While OEHRM is focused on managing the rollout, infrastructure costs—including the $2.5 billion still needed—are the responsibility of the Veterans Health Administration and VA’s Office of Information Technology. All parties appear to agree on this, but no formal cost allocation agreements have been signed.
“The OIG found there is an increased risk of insufficient funding to complete the upgrades because OEHRM lacks formal agreements with OIT and VHA to commit these entities to funding the $2.5 billion in upgrades OEHRM expects them to contribute,” the report states. “Although there was a general understanding that OIT and VHA will pay for some IT infrastructure upgrades necessary to deploying and sustaining the new electronic health record system, establishing formal agreements would help clarify who will fund the upgrades and reduce the risk that OEHRM may need to incur these costs if OIT and VHA are unable to fund those upgrades.”
Many of these issues could have been identified and remediated early on with an independent cost analysis, the IG noted, which is required by VA financial policy but was never ordered.
“The lack of reliable cost estimates was also caused, in part, by OEHRM staff prioritizing competing demands,” the report states. “Furthermore, OEHRM lacked procedures for staff to follow when developing these estimates.”
The independent cost estimate was one of six recommendations from the IG, as well as:
- Reassess the cost estimate for program-related IT infrastructure upgrades and refine it as needed to comply with cost-estimating standards.
- Develop procedures that align with VA cost-estimating guidance.
- Ensure costs for all IT infrastructure upgrades needed for the program and funded by OIT and VHA or other sources are disclosed in program life-cycle cost estimates presented to Congress.
- Formalize agreements with OIT and VHA to identify the expected funding contributions from each entity.
- Establish procedures that identify when life-cycle cost estimates should be updated and ensure those updates are disclosed in the program’s congressionally mandated reports.
OEHRM officials agreed with all six recommendations and provided action plans. The OIG was good with most of those plans, though the sixth fell short as “the response does not address how VA will ensure updated estimates are disclosed in the program’s congressionally mandated reports.”
Members of the House Veterans Affairs Committee said Thursday they would be holding hearings on the two infrastructure reports in the coming weeks.
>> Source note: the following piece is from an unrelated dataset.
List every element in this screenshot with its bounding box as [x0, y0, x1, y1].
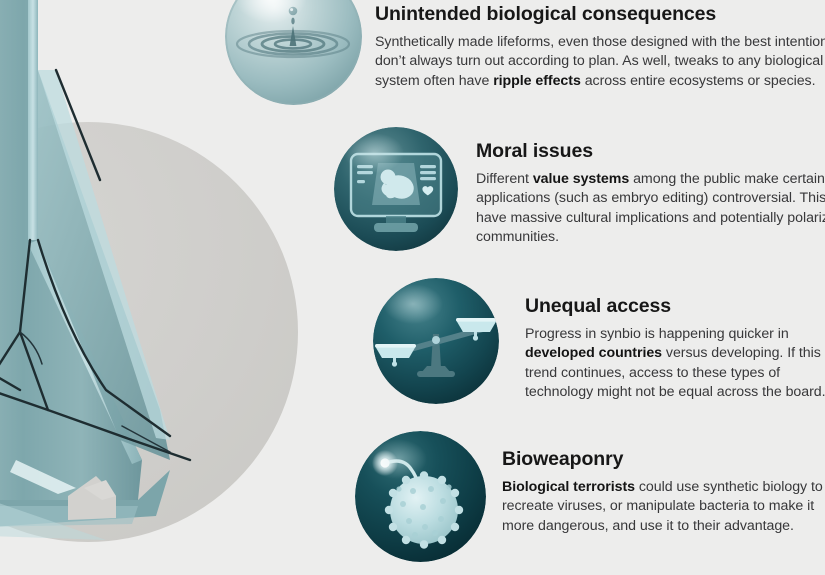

“It is clear from these reports that the cost estimate for VA’s EHRM project was vastly underestimated by the previous administration and that there are significant failures with the current staff training program,” Committee Chair Mark Takano, D-Calif., said in a statement Thursday. “I appreciate the work of the inspector general in identifying these issues, and I’m grateful that VA has acknowledged them and plans to offer our Committee greater transparency.”
Takano and Technology Modernization Subcommittee Chair Frank Mrvan, D-Ind., said VA Secretary Denis McDonough has been invited to testify at the July 21 hearing.
“Based on these reports and my previous conversations with VA, I continue to have serious concerns about the management of the EHRM program—including the lack of clarity around life-cycle costs, failures in staff training, and inadequate change management practices,” Mrvan said.
Biden administration officials appear to be aware of issues with the EHR program rollout, with McDonough launching a 12-week “strategic review” of the program after his confirmation. That review wrapped last month and, last week, McDonough said the program would continue but that changes were afoot.
“We’re very close to finalizing changes to the EHR deployment effort to ensure that we come in on time, on budget and—most importantly—provide the best care for our vets and the best experience for our providers,” he said during a June 30 press conference. “I assure you that we’ll have further announcements on this soon.”